Millennials are both digital natives and digital nomads, have the highest levels of education and the highest rates of higher education. Millennials have pioneered the sharing economy and made the keys to setting up new businesses available online. In short, they are facing an economic reality that is completely different from the one of their parents, or even their older cousins – Generation X, born 1965-79.
The key to success, whether it is corporate life or developing the next cool start-up, is to understand one’s competencies, strengths and motivations (CSM). This level of introspection will not only improve the development of a business strategy but will make it more appealing to clients and future employers. CSM methodology is especially important for entrepreneurs and freelancers in the new economic climate.
One of the greatest pitfalls in building a successful career or delivering as an entrepreneur is not knowing exactly what it is that you have to offer that is valuable to the market. This set of skills and experiences (competencies, strengths and motivations) is called Career Capital. Growing that Capital, for what may be the largest entrepreneurial generation, is vital regardless of long-term career goals. Millennials should embrace the “shortcut” culture and learn from the mistakes of others. Taking on a mentor or career coach is therefore an ideal investment and a great way to avoid working hard without gaining momentum. Effective career coaches act as both a guide and a mirror, to help clients evaluate themselves accurately and then apply that knowledge to build a better working life plan.
For example, coaching and mentoring programs have had success in both shared learning and employee retention.
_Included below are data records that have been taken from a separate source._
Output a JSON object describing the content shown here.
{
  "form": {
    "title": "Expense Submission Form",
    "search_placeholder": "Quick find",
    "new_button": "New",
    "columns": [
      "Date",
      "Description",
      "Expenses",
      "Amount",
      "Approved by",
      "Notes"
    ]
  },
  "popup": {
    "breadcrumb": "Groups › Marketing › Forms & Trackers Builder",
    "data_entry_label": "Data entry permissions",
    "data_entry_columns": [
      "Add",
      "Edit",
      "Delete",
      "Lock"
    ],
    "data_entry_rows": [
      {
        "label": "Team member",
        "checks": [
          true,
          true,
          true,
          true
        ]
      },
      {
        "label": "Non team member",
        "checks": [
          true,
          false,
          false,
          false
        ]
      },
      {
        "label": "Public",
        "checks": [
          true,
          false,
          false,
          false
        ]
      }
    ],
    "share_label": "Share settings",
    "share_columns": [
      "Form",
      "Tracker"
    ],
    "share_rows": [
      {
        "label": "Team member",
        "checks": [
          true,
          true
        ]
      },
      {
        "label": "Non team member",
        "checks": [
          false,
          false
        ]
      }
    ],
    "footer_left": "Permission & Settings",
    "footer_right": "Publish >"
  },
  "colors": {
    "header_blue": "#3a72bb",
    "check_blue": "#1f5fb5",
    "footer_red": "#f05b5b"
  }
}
Typically, in a Sun Microsystems (Oracle) mentoring program, participants had a retention rate 23% higher than non-participants, saving the company millions each year. With entrepreneurs it is established that mentoring provides a wide range of tangible benefits that range from providing moral support to objective exploration of various strategic considers.
For a generation that has changed so much of what we think of work, play and life, CSM methodology is a powerful tool for building tomorrow’s success.